Cracking the Code of Power

Of course, a brilliant motor is useless without a powerful energy source. And this is where the genius of the Makita 18V X2 LXT® system comes into play. You see, in the world of electric motors, voltage is king. A useful, if imperfect, analogy is water pressure. Voltage is like the pressure in a firehose; the higher the pressure, the more powerful the stream of water (current) you can blast out.

Rather than creating an entirely new and proprietary 36-volt battery that would render everyone’s existing collection of tools obsolete, Makita’s engineers used a beautifully simple principle of physics: batteries in series. By designing the XRU15Z to accept two of their standard 18V batteries, they effectively double the voltage to 36V. This provides the high-pressure “jolt” needed for professional-grade power. It’s a testament to the quiet brilliance behind the entire LXT system, a nod to the 2019 Nobel Prize winners whose foundational work on the lithium-ion battery made this portable power revolution possible.

But raw power is only half the story. The real magic happens when you pair that power with intelligence. This is where the Automatic Torque Drive (ADT) comes in. If the 36V system is the firehose, ADT is the intelligent nozzle that automatically adjusts the spray.

As I moved from the delicate edge of my flowerbeds to a stubborn patch of weeds near the fence, I could feel—and hear—it working. On the light grass, the trimmer hummed along at a quiet 3,500 RPM, sipping battery life like a fuel-efficient car in economy mode. The moment the cutting line hit the thick weeds, the pitch of the hum instantly deepened as the onboard brain detected the increased load and floored the accelerator, ramping up to a formidable 6,500 RPM. It did this without any stutter or hesitation. It simply gave me the power I needed, exactly when I needed it, and conserved it when I didn’t. This is something no gas trimmer, with its all-or-nothing throttle, can ever do.
  Makita XRU15Z 36V (18V X2) LXT® Brushless String Trimmer

Where Engineering Meets the Earth

All this science is fascinating, but what does it mean when you’re actually standing in your yard, sun on your face?

It means the 15-inch cutting swath feels wider because you rarely have to slow down or take a second pass. It means the tool’s 8.6 to 10.0-pound weight, perfectly balanced on the included shoulder strap, feels less like a burden and more like a natural extension of your body.
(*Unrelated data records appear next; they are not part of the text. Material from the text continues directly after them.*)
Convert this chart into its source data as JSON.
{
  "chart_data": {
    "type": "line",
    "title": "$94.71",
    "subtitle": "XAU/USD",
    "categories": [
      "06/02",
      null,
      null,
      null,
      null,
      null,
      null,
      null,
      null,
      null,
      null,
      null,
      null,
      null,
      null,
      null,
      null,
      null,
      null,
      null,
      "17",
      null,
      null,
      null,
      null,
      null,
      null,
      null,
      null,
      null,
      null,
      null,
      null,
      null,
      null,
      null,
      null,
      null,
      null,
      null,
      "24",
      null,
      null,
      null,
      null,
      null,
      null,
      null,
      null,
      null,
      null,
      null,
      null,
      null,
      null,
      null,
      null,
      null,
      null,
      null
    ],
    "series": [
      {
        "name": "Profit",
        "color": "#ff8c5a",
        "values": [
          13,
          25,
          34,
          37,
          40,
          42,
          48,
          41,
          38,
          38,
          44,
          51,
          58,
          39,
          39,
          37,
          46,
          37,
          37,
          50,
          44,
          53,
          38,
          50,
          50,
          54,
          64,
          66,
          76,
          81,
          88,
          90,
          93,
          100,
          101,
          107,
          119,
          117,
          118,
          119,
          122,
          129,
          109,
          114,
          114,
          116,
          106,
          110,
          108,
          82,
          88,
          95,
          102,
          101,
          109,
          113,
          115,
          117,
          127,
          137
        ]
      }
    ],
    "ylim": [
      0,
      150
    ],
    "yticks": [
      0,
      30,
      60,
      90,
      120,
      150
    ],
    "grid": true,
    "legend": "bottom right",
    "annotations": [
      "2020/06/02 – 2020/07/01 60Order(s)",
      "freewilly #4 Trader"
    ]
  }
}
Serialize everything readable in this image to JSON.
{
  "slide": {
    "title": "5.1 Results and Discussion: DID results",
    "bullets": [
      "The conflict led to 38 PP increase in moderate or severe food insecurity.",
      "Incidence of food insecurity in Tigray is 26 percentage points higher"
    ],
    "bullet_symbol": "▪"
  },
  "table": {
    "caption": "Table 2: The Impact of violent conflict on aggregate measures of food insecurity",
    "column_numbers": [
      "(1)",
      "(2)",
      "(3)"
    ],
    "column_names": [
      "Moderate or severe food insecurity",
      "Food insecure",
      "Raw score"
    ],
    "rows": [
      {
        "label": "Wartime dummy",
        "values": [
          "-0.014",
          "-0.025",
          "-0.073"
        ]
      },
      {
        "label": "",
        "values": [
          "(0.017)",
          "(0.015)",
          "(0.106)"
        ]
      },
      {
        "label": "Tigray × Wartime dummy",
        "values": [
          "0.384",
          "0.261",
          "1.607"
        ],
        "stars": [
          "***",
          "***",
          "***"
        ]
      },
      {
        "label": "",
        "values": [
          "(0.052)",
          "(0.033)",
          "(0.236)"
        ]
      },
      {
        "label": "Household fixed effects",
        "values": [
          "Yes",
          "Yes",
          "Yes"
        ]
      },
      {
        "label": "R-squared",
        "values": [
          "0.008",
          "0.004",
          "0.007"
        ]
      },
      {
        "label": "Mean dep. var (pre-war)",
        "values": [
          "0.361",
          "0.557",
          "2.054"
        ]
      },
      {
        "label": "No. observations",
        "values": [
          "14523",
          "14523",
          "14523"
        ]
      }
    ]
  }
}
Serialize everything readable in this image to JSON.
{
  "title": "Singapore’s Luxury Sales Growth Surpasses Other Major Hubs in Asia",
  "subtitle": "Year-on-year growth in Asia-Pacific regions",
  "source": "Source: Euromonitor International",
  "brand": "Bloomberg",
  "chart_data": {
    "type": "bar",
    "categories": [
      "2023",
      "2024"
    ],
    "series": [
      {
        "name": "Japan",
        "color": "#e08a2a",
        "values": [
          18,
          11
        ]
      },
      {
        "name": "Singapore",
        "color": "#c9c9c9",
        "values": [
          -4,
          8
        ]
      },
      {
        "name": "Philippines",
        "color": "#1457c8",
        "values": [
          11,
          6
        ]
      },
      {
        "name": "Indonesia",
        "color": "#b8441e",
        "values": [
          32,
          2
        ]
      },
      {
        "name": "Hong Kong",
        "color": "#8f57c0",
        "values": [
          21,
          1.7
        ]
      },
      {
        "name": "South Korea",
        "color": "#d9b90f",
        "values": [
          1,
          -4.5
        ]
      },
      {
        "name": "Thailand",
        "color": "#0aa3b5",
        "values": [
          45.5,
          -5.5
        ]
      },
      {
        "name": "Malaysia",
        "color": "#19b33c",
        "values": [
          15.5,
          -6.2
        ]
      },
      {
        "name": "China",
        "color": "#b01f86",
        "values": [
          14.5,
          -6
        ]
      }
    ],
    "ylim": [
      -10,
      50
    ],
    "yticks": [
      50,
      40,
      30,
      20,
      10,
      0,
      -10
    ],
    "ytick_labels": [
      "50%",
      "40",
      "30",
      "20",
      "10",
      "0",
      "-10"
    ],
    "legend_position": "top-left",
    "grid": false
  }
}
It means the tool is shielded by Makita’s Extreme Protection Technology (XPT™), a series of seals designed to channel dust and water away from the sensitive electronics, giving you the confidence to work through a dewy morning.

Most profoundly, though, it means you can hear the birds again. You can have a conversation with someone nearby without shouting. The angry roar of the weekend war is gone, replaced by the satisfying hum of work being done efficiently and intelligently. It’s a change that benefits not just you, but your entire neighborhood.

The Makita XRU15Z isn’t just a better string trimmer. It’s a rolling showcase of how far we’ve come. It’s a machine that honors the history of electrical engineering, from Faraday’s first discoveries to the Nobel-winning chemistry in its batteries, and channels it into one of the most basic human activities: caring for the land. The future of yard work isn’t just about being gas-free; it’s about being smart. And the sound of the future, I’ve discovered, is wonderfully quiet.